Un réseau neuronal existe tout au long du système digestif, de l’œsophage au rectum. Celui-ci régule par exemple la vidange gastrique, le sentiment de satiété, la barrière contre des agents pathogènes, et bien d’autres éléments liés à l’alimentation. Il a été constaté que les personnes atteintes d’obésité avaient une vidange gastrique plus rapide.

En réalisant une vidange gastrique trop rapide, les aliments sont expulsés trop rapidement de l’estomac, et le sentiment de satiété n’a pas le temps de se déclarer. Ainsi, une personne ayant une vidange gastrique rapide va avoir de nouveau faim plus tôt et va vouloir remanger.

Comme ce réseau neuronal régule cette vidange, a-t-il un rôle dans l’obésité ?

Le chercheur a alors procédé à des tests sur des souris. Une partie des souris a suivi un régime important en graisse et en sucre qui amène logiquement à l’obésité, l’autre partie suivit un régime normal. Il a été remarqué que les souris qui suivaient le régime gras faisaient une vidange plus rapide que les autres. En étudiant le mini-cerveau, il s’est avéré que la mauvaise nutrition le reprogrammait. En effet, les neurones des souris saines meurent au fur et à mesure, ce qui ralentit cette vidange.
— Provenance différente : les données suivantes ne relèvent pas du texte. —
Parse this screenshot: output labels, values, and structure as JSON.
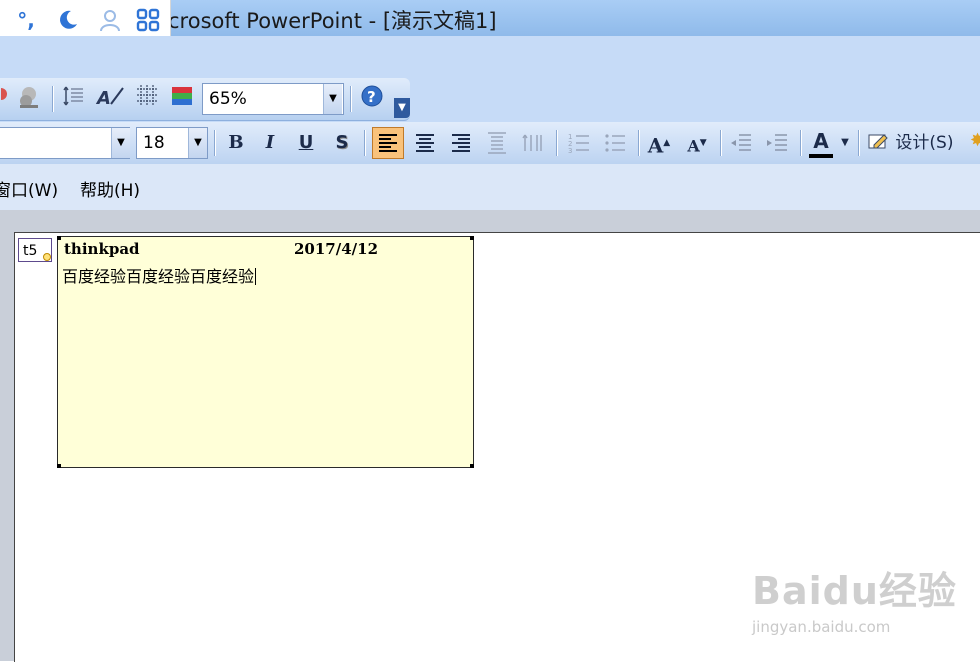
{
  "window": {
    "title": "crosoft PowerPoint - [演示文稿1]"
  },
  "ime": {
    "icons": [
      "degree-comma-icon",
      "moon-icon",
      "user-icon",
      "grid-icon"
    ]
  },
  "toolbar1": {
    "zoom_value": "65%",
    "buttons": [
      "color-icon",
      "chart-icon",
      "expand-icon",
      "text-direction-icon",
      "grid-icon",
      "color-scheme-icon",
      "help-icon",
      "overflow-icon"
    ]
  },
  "toolbar2": {
    "font_name": "",
    "font_size": "18",
    "bold": "B",
    "italic": "I",
    "underline": "U",
    "shadow": "S",
    "grow_font": "A",
    "shrink_font": "A",
    "font_color": "A",
    "design_label": "设计(S)"
  },
  "menubar": {
    "items": [
      "窗口(W)",
      "帮助(H)"
    ]
  },
  "comment": {
    "marker": "t5",
    "author": "thinkpad",
    "date": "2017/4/12",
    "body": "百度经验百度经验百度经验"
  },
  "watermark": {
    "logo": "Baidu经验",
    "url": "jingyan.baidu.com"
  },
  "colors": {
    "title_bar": "#a9cdf5",
    "toolbar": "#c6dbf7",
    "note_bg": "#ffffd8",
    "active_align": "#f9c27b"
  }
}
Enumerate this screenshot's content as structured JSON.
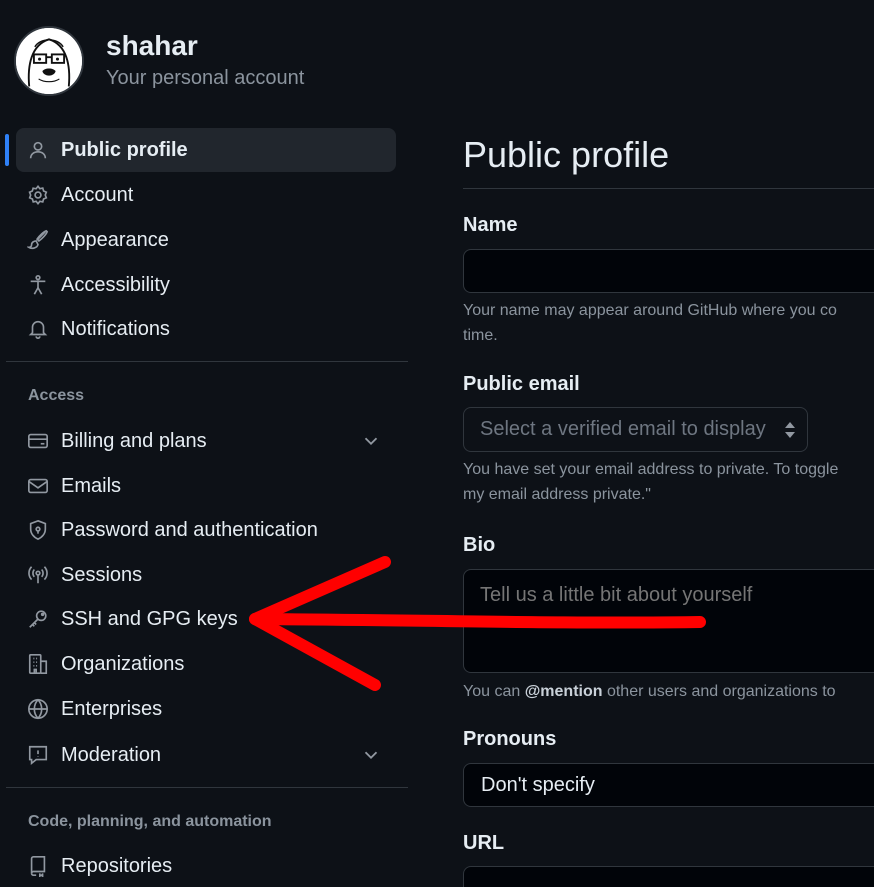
{
  "header": {
    "username": "shahar",
    "account_subtitle": "Your personal account"
  },
  "sidebar": {
    "top_items": [
      {
        "label": "Public profile",
        "icon": "person-icon",
        "active": true
      },
      {
        "label": "Account",
        "icon": "gear-icon"
      },
      {
        "label": "Appearance",
        "icon": "paintbrush-icon"
      },
      {
        "label": "Accessibility",
        "icon": "accessibility-icon"
      },
      {
        "label": "Notifications",
        "icon": "bell-icon"
      }
    ],
    "access_section_label": "Access",
    "access_items": [
      {
        "label": "Billing and plans",
        "icon": "credit-card-icon",
        "expandable": true
      },
      {
        "label": "Emails",
        "icon": "mail-icon"
      },
      {
        "label": "Password and authentication",
        "icon": "shield-lock-icon"
      },
      {
        "label": "Sessions",
        "icon": "broadcast-icon"
      },
      {
        "label": "SSH and GPG keys",
        "icon": "key-icon"
      },
      {
        "label": "Organizations",
        "icon": "organization-icon"
      },
      {
        "label": "Enterprises",
        "icon": "globe-icon"
      },
      {
        "label": "Moderation",
        "icon": "report-icon",
        "expandable": true
      }
    ],
    "code_section_label": "Code, planning, and automation",
    "code_items": [
      {
        "label": "Repositories",
        "icon": "repo-icon"
      }
    ]
  },
  "main": {
    "title": "Public profile",
    "name_label": "Name",
    "name_value": "",
    "name_hint_line1": "Your name may appear around GitHub where you co",
    "name_hint_line2": "time.",
    "email_label": "Public email",
    "email_placeholder": "Select a verified email to display",
    "email_hint_line1": "You have set your email address to private. To toggle",
    "email_hint_line2": "my email address private.\"",
    "bio_label": "Bio",
    "bio_placeholder": "Tell us a little bit about yourself",
    "bio_hint_prefix": "You can ",
    "bio_hint_mention": "@mention",
    "bio_hint_suffix": " other users and organizations to",
    "pronouns_label": "Pronouns",
    "pronouns_value": "Don't specify",
    "url_label": "URL"
  },
  "colors": {
    "background": "#0d1117",
    "active_indicator": "#2f81f7",
    "annotation_arrow": "#ff0000"
  }
}
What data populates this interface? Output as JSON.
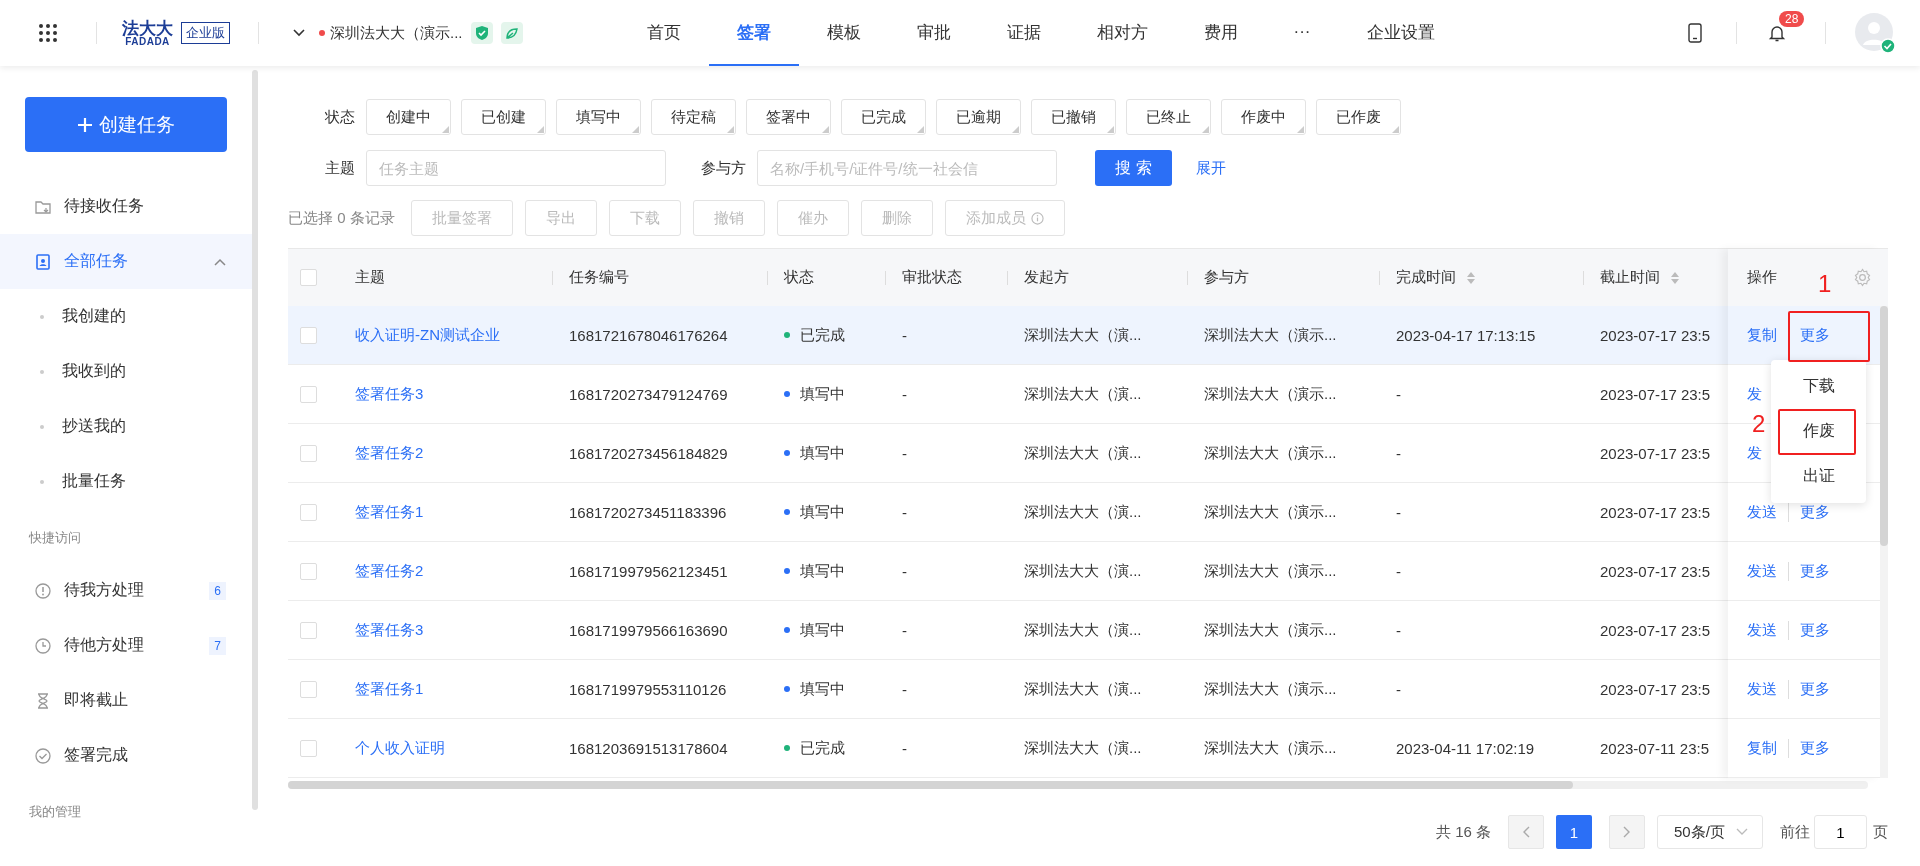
{
  "header": {
    "logo": {
      "mark": "法大大",
      "wordmark": "FADADA",
      "edition": "企业版"
    },
    "company": "深圳法大大（演示...",
    "nav": [
      {
        "label": "首页",
        "selected": false
      },
      {
        "label": "签署",
        "selected": true
      },
      {
        "label": "模板",
        "selected": false
      },
      {
        "label": "审批",
        "selected": false
      },
      {
        "label": "证据",
        "selected": false
      },
      {
        "label": "相对方",
        "selected": false
      },
      {
        "label": "费用",
        "selected": false
      },
      {
        "label": "···",
        "selected": false
      },
      {
        "label": "企业设置",
        "selected": false
      }
    ],
    "notification_count": "28"
  },
  "sidebar": {
    "create_button": "创建任务",
    "items": [
      {
        "label": "待接收任务",
        "selected": false
      },
      {
        "label": "全部任务",
        "selected": true,
        "expanded": true,
        "children": [
          {
            "label": "我创建的"
          },
          {
            "label": "我收到的"
          },
          {
            "label": "抄送我的"
          },
          {
            "label": "批量任务"
          }
        ]
      }
    ],
    "sections": [
      {
        "title": "快捷访问",
        "items": [
          {
            "label": "待我方处理",
            "count": "6"
          },
          {
            "label": "待他方处理",
            "count": "7"
          },
          {
            "label": "即将截止"
          },
          {
            "label": "签署完成"
          }
        ]
      },
      {
        "title": "我的管理"
      }
    ]
  },
  "filters": {
    "status_label": "状态",
    "status_tags": [
      {
        "label": "创建中",
        "selected": false
      },
      {
        "label": "已创建",
        "selected": false
      },
      {
        "label": "填写中",
        "selected": false
      },
      {
        "label": "待定稿",
        "selected": false
      },
      {
        "label": "签署中",
        "selected": false
      },
      {
        "label": "已完成",
        "selected": false
      },
      {
        "label": "已逾期",
        "selected": false
      },
      {
        "label": "已撤销",
        "selected": false
      },
      {
        "label": "已终止",
        "selected": false
      },
      {
        "label": "作废中",
        "selected": false
      },
      {
        "label": "已作废",
        "selected": false
      }
    ],
    "subject": {
      "label": "主题",
      "placeholder": "任务主题"
    },
    "party": {
      "label": "参与方",
      "placeholder": "名称/手机号/证件号/统一社会信"
    },
    "search_button": "搜 索",
    "expand_link": "展开"
  },
  "toolbar": {
    "selection": "已选择 0 条记录",
    "buttons": [
      {
        "label": "批量签署",
        "disabled": true
      },
      {
        "label": "导出",
        "disabled": true
      },
      {
        "label": "下载",
        "disabled": true
      },
      {
        "label": "撤销",
        "disabled": true
      },
      {
        "label": "催办",
        "disabled": true
      },
      {
        "label": "删除",
        "disabled": true
      },
      {
        "label": "添加成员",
        "disabled": true,
        "info": true
      }
    ]
  },
  "table": {
    "select_all_checked": false,
    "columns": [
      {
        "label": "主题",
        "sortable": false
      },
      {
        "label": "任务编号",
        "sortable": false
      },
      {
        "label": "状态",
        "sortable": false
      },
      {
        "label": "审批状态",
        "sortable": false
      },
      {
        "label": "发起方",
        "sortable": false
      },
      {
        "label": "参与方",
        "sortable": false
      },
      {
        "label": "完成时间",
        "sortable": true
      },
      {
        "label": "截止时间",
        "sortable": true
      },
      {
        "label": "操作",
        "sortable": false
      }
    ],
    "rows": [
      {
        "selected": true,
        "checked": false,
        "subject": "收入证明-ZN测试企业",
        "task_no": "1681721678046176264",
        "status": "已完成",
        "color": "#1fb37a",
        "approval": "-",
        "initiator": "深圳法大大（演...",
        "participant": "深圳法大大（演示...",
        "completed": "2023-04-17 17:13:15",
        "deadline": "2023-07-17 23:5",
        "actions": [
          "复制",
          "更多"
        ]
      },
      {
        "selected": false,
        "checked": false,
        "subject": "签署任务3",
        "task_no": "1681720273479124769",
        "status": "填写中",
        "color": "#2b6ff6",
        "approval": "-",
        "initiator": "深圳法大大（演...",
        "participant": "深圳法大大（演示...",
        "completed": "-",
        "deadline": "2023-07-17 23:5",
        "actions": [
          "发"
        ]
      },
      {
        "selected": false,
        "checked": false,
        "subject": "签署任务2",
        "task_no": "1681720273456184829",
        "status": "填写中",
        "color": "#2b6ff6",
        "approval": "-",
        "initiator": "深圳法大大（演...",
        "participant": "深圳法大大（演示...",
        "completed": "-",
        "deadline": "2023-07-17 23:5",
        "actions": [
          "发"
        ]
      },
      {
        "selected": false,
        "checked": false,
        "subject": "签署任务1",
        "task_no": "1681720273451183396",
        "status": "填写中",
        "color": "#2b6ff6",
        "approval": "-",
        "initiator": "深圳法大大（演...",
        "participant": "深圳法大大（演示...",
        "completed": "-",
        "deadline": "2023-07-17 23:5",
        "actions": [
          "发送",
          "更多"
        ]
      },
      {
        "selected": false,
        "checked": false,
        "subject": "签署任务2",
        "task_no": "1681719979562123451",
        "status": "填写中",
        "color": "#2b6ff6",
        "approval": "-",
        "initiator": "深圳法大大（演...",
        "participant": "深圳法大大（演示...",
        "completed": "-",
        "deadline": "2023-07-17 23:5",
        "actions": [
          "发送",
          "更多"
        ]
      },
      {
        "selected": false,
        "checked": false,
        "subject": "签署任务3",
        "task_no": "1681719979566163690",
        "status": "填写中",
        "color": "#2b6ff6",
        "approval": "-",
        "initiator": "深圳法大大（演...",
        "participant": "深圳法大大（演示...",
        "completed": "-",
        "deadline": "2023-07-17 23:5",
        "actions": [
          "发送",
          "更多"
        ]
      },
      {
        "selected": false,
        "checked": false,
        "subject": "签署任务1",
        "task_no": "1681719979553110126",
        "status": "填写中",
        "color": "#2b6ff6",
        "approval": "-",
        "initiator": "深圳法大大（演...",
        "participant": "深圳法大大（演示...",
        "completed": "-",
        "deadline": "2023-07-17 23:5",
        "actions": [
          "发送",
          "更多"
        ]
      },
      {
        "selected": false,
        "checked": false,
        "subject": "个人收入证明",
        "task_no": "1681203691513178604",
        "status": "已完成",
        "color": "#1fb37a",
        "approval": "-",
        "initiator": "深圳法大大（演...",
        "participant": "深圳法大大（演示...",
        "completed": "2023-04-11 17:02:19",
        "deadline": "2023-07-11 23:5",
        "actions": [
          "复制",
          "更多"
        ]
      }
    ]
  },
  "dropdown": {
    "items": [
      "下载",
      "作废",
      "出证"
    ]
  },
  "annotations": [
    {
      "number": "1"
    },
    {
      "number": "2"
    }
  ],
  "pagination": {
    "total": "共 16 条",
    "pages": [
      {
        "label": "1",
        "selected": true
      }
    ],
    "page_size": "50条/页",
    "goto_label": "前往",
    "goto_value": "1",
    "page_suffix": "页"
  }
}
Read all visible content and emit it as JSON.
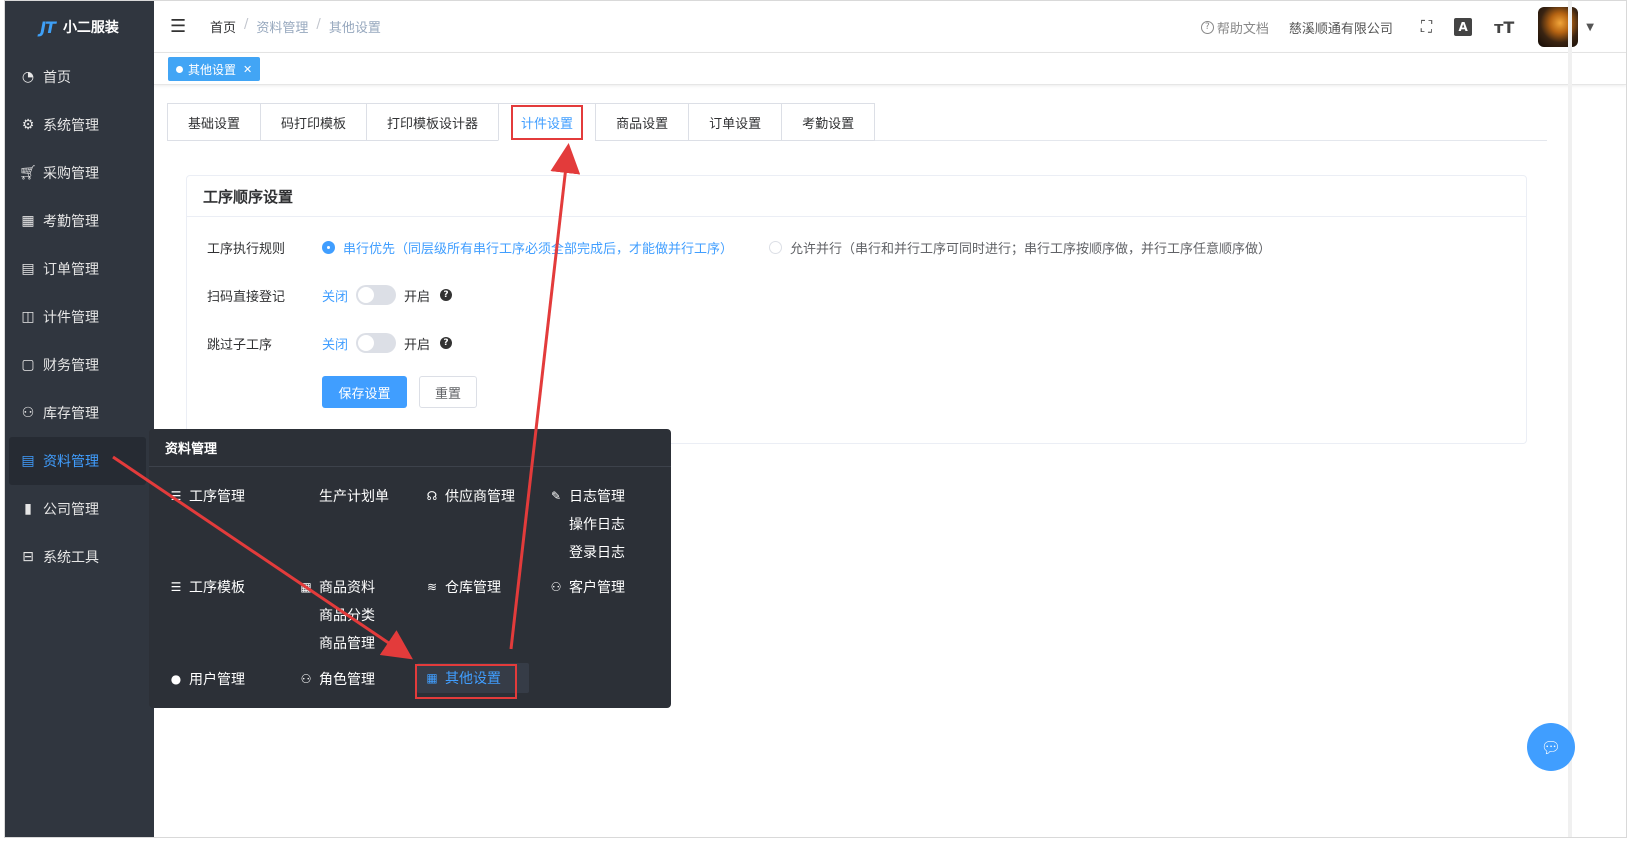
{
  "app": {
    "name": "小二服装",
    "logo_mark": "JT"
  },
  "sidebar": {
    "items": [
      {
        "label": "首页",
        "icon": "dashboard-icon"
      },
      {
        "label": "系统管理",
        "icon": "gear-icon"
      },
      {
        "label": "采购管理",
        "icon": "cart-icon"
      },
      {
        "label": "考勤管理",
        "icon": "grid-icon"
      },
      {
        "label": "订单管理",
        "icon": "clipboard-icon"
      },
      {
        "label": "计件管理",
        "icon": "book-icon"
      },
      {
        "label": "财务管理",
        "icon": "monitor-chart-icon"
      },
      {
        "label": "库存管理",
        "icon": "user-icon"
      },
      {
        "label": "资料管理",
        "icon": "document-icon",
        "active": true
      },
      {
        "label": "公司管理",
        "icon": "bar-chart-icon"
      },
      {
        "label": "系统工具",
        "icon": "toolbox-icon"
      }
    ]
  },
  "header": {
    "breadcrumb": [
      "首页",
      "资料管理",
      "其他设置"
    ],
    "help": "帮助文档",
    "company": "慈溪顺通有限公司"
  },
  "tagsview": {
    "tags": [
      {
        "label": "其他设置"
      }
    ]
  },
  "tabs": [
    "基础设置",
    "码打印模板",
    "打印模板设计器",
    "计件设置",
    "商品设置",
    "订单设置",
    "考勤设置"
  ],
  "active_tab": "计件设置",
  "card": {
    "title": "工序顺序设置",
    "rule_label": "工序执行规则",
    "radio_serial": "串行优先（同层级所有串行工序必须全部完成后，才能做并行工序）",
    "radio_parallel": "允许并行（串行和并行工序可同时进行；串行工序按顺序做，并行工序任意顺序做）",
    "scan_label": "扫码直接登记",
    "skip_label": "跳过子工序",
    "switch_off": "关闭",
    "switch_on": "开启",
    "save": "保存设置",
    "reset": "重置"
  },
  "megamenu": {
    "title": "资料管理",
    "groups": {
      "process_mgmt": "工序管理",
      "production_plan": "生产计划单",
      "supplier_mgmt": "供应商管理",
      "log_mgmt": "日志管理",
      "op_log": "操作日志",
      "login_log": "登录日志",
      "process_template": "工序模板",
      "product_info": "商品资料",
      "product_category": "商品分类",
      "product_mgmt": "商品管理",
      "warehouse_mgmt": "仓库管理",
      "customer_mgmt": "客户管理",
      "user_mgmt": "用户管理",
      "role_mgmt": "角色管理",
      "other_settings": "其他设置"
    }
  },
  "colors": {
    "sidebar_bg": "#30363f",
    "accent": "#409eff",
    "annotation": "#e33b3b"
  }
}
Les souris malades voyaient, quand à elles, leurs neurones rester en vie, et donc la vidange gastrique restait accélérée.

Bien entendu, ce réseau neuronal n’est impliqué dans l’obésité que si une alimentation mauvaise est appliquée chez la personne. Il n’est pas la cause de l’obésité, mais il en accélère les dégâts. Il faut donc bien faire attention à son alimentation assez tôt, afin que ce mini cerveau évolue correctement et n’aggrave pas l’obésité.